Cessar-fogo com Irã: A Suspensão da Necessidade de Aprovação do Congresso para a Guerra nos EUA
O Secretário de Defesa dos Estados Unidos, Pete Hegseth, declarou que o atual cessar-fogo com o Irã suspende a exigência legal de buscar autorização do Congresso para a continuidade do conflito. A guerra, que se aproxima do marco de dois meses, normalmente demandaria aprovação presidencial para prosseguir além desse período, conforme a lei.
Hegseth explicou em audiência no Senado que a pausa nas hostilidades interrompe a contagem regressiva de 60 dias, que obriga o presidente a solicitar aprovação para manter as tropas em ação ou retirá-las. A decisão final sobre a busca pelo consentimento do Congresso, no entanto, foi delegada à Casa Branca.
A justificativa apresentada por Hegseth é que o entendimento do governo é de que um cessar-fogo **pausa a contagem regressiva**, evitando a necessidade imediata de aprovação parlamentar. Uma autoridade da Casa Branca, posteriormente, reforçou essa linha de argumentação, afirmando que as hostilidades cessaram em 7 de abril, o que invalidaria o período subsequente para a aplicação da lei.

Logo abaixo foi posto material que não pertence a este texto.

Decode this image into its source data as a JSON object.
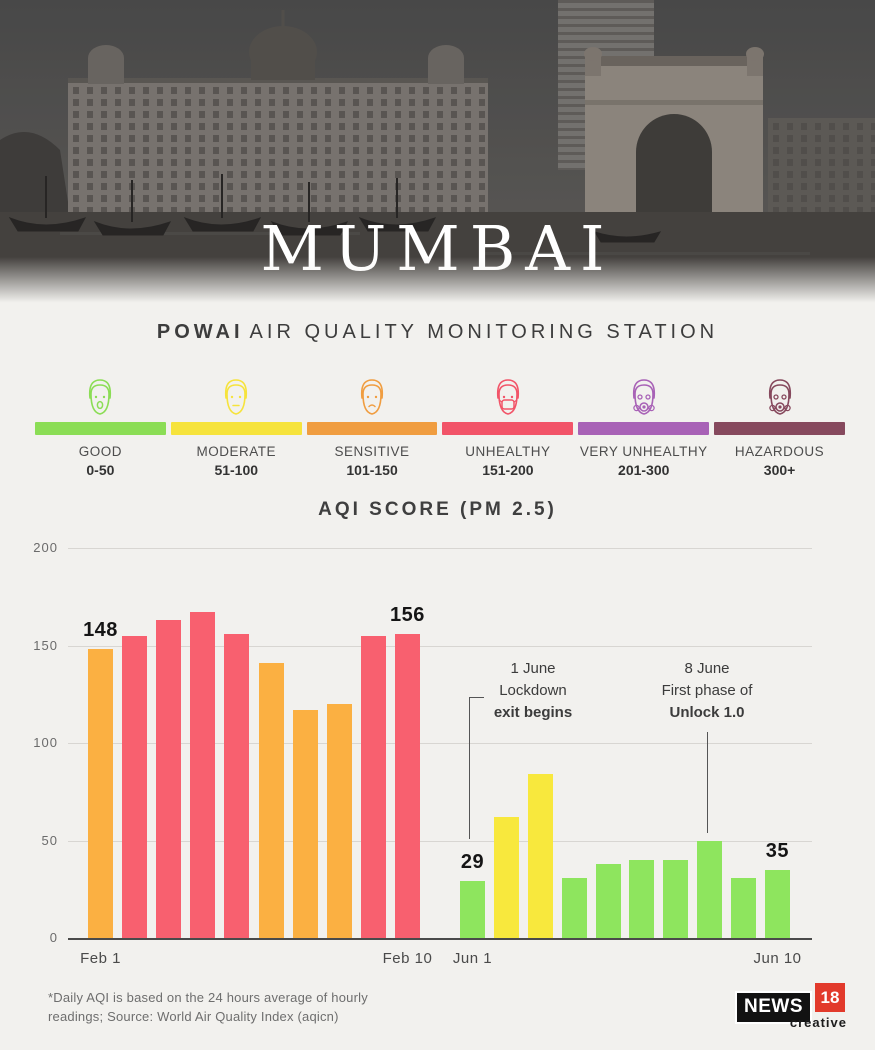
{
  "header": {
    "city": "MUMBAI",
    "station_bold": "POWAI",
    "station_rest": "AIR QUALITY MONITORING STATION"
  },
  "legend": {
    "items": [
      {
        "name": "GOOD",
        "range": "0-50",
        "color": "#8bdd55",
        "icon": "happy-face-icon"
      },
      {
        "name": "MODERATE",
        "range": "51-100",
        "color": "#f6e33c",
        "icon": "neutral-face-icon"
      },
      {
        "name": "SENSITIVE",
        "range": "101-150",
        "color": "#f09d40",
        "icon": "sad-face-icon"
      },
      {
        "name": "UNHEALTHY",
        "range": "151-200",
        "color": "#f25468",
        "icon": "masked-face-icon"
      },
      {
        "name": "VERY UNHEALTHY",
        "range": "201-300",
        "color": "#a862b6",
        "icon": "gas-mask-face-icon"
      },
      {
        "name": "HAZARDOUS",
        "range": "300+",
        "color": "#86495d",
        "icon": "respirator-face-icon"
      }
    ]
  },
  "chart_data": {
    "type": "bar",
    "title": "AQI SCORE (PM 2.5)",
    "ylim": [
      0,
      200
    ],
    "yticks": [
      200,
      150,
      100,
      50,
      0
    ],
    "grid": true,
    "category_colors": {
      "good": "#8ee55e",
      "moderate": "#f8e83d",
      "sensitive": "#fbb042",
      "unhealthy": "#f8606f"
    },
    "groups": [
      {
        "axis_start_label": "Feb 1",
        "axis_end_label": "Feb 10",
        "bars": [
          {
            "value": 148,
            "category": "sensitive",
            "label": "148"
          },
          {
            "value": 155,
            "category": "unhealthy"
          },
          {
            "value": 163,
            "category": "unhealthy"
          },
          {
            "value": 167,
            "category": "unhealthy"
          },
          {
            "value": 156,
            "category": "unhealthy"
          },
          {
            "value": 141,
            "category": "sensitive"
          },
          {
            "value": 117,
            "category": "sensitive"
          },
          {
            "value": 120,
            "category": "sensitive"
          },
          {
            "value": 155,
            "category": "unhealthy"
          },
          {
            "value": 156,
            "category": "unhealthy",
            "label": "156"
          }
        ]
      },
      {
        "axis_start_label": "Jun 1",
        "axis_end_label": "Jun 10",
        "bars": [
          {
            "value": 29,
            "category": "good",
            "label": "29"
          },
          {
            "value": 62,
            "category": "moderate"
          },
          {
            "value": 84,
            "category": "moderate"
          },
          {
            "value": 31,
            "category": "good"
          },
          {
            "value": 38,
            "category": "good"
          },
          {
            "value": 40,
            "category": "good"
          },
          {
            "value": 40,
            "category": "good"
          },
          {
            "value": 50,
            "category": "good"
          },
          {
            "value": 31,
            "category": "good"
          },
          {
            "value": 35,
            "category": "good",
            "label": "35"
          }
        ]
      }
    ],
    "annotations": [
      {
        "line1": "1 June",
        "line2": "Lockdown",
        "line3": "exit begins"
      },
      {
        "line1": "8 June",
        "line2": "First phase of",
        "line3": "Unlock 1.0"
      }
    ]
  },
  "footer": {
    "note_line1": "*Daily AQI is based on the 24 hours average of hourly",
    "note_line2": "readings; Source: World Air Quality Index (aqicn)",
    "logo": {
      "news": "NEWS",
      "num": "18",
      "sub": "creative"
    }
  }
}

Debate Político e a Questão da Autorização do Congresso
A declaração do Secretário de Defesa gerou questionamentos e diferentes interpretações no cenário político americano. O Presidente da Câmara dos Representantes, Mike Johnson, também se esquivou de confirmar se o Congresso seria consultado, alegando que os Estados Unidos não estão em uma **”guerra ativa”** com o Irã.
Johnson ponderou que não há “bombardeios ou disparos” em andamento e que o foco atual é a intermediação pela paz. Ele demonstrou relutância em se antecipar às ações da administração em meio a negociações consideradas sensíveis, indicando que a situação ainda pode evoluir.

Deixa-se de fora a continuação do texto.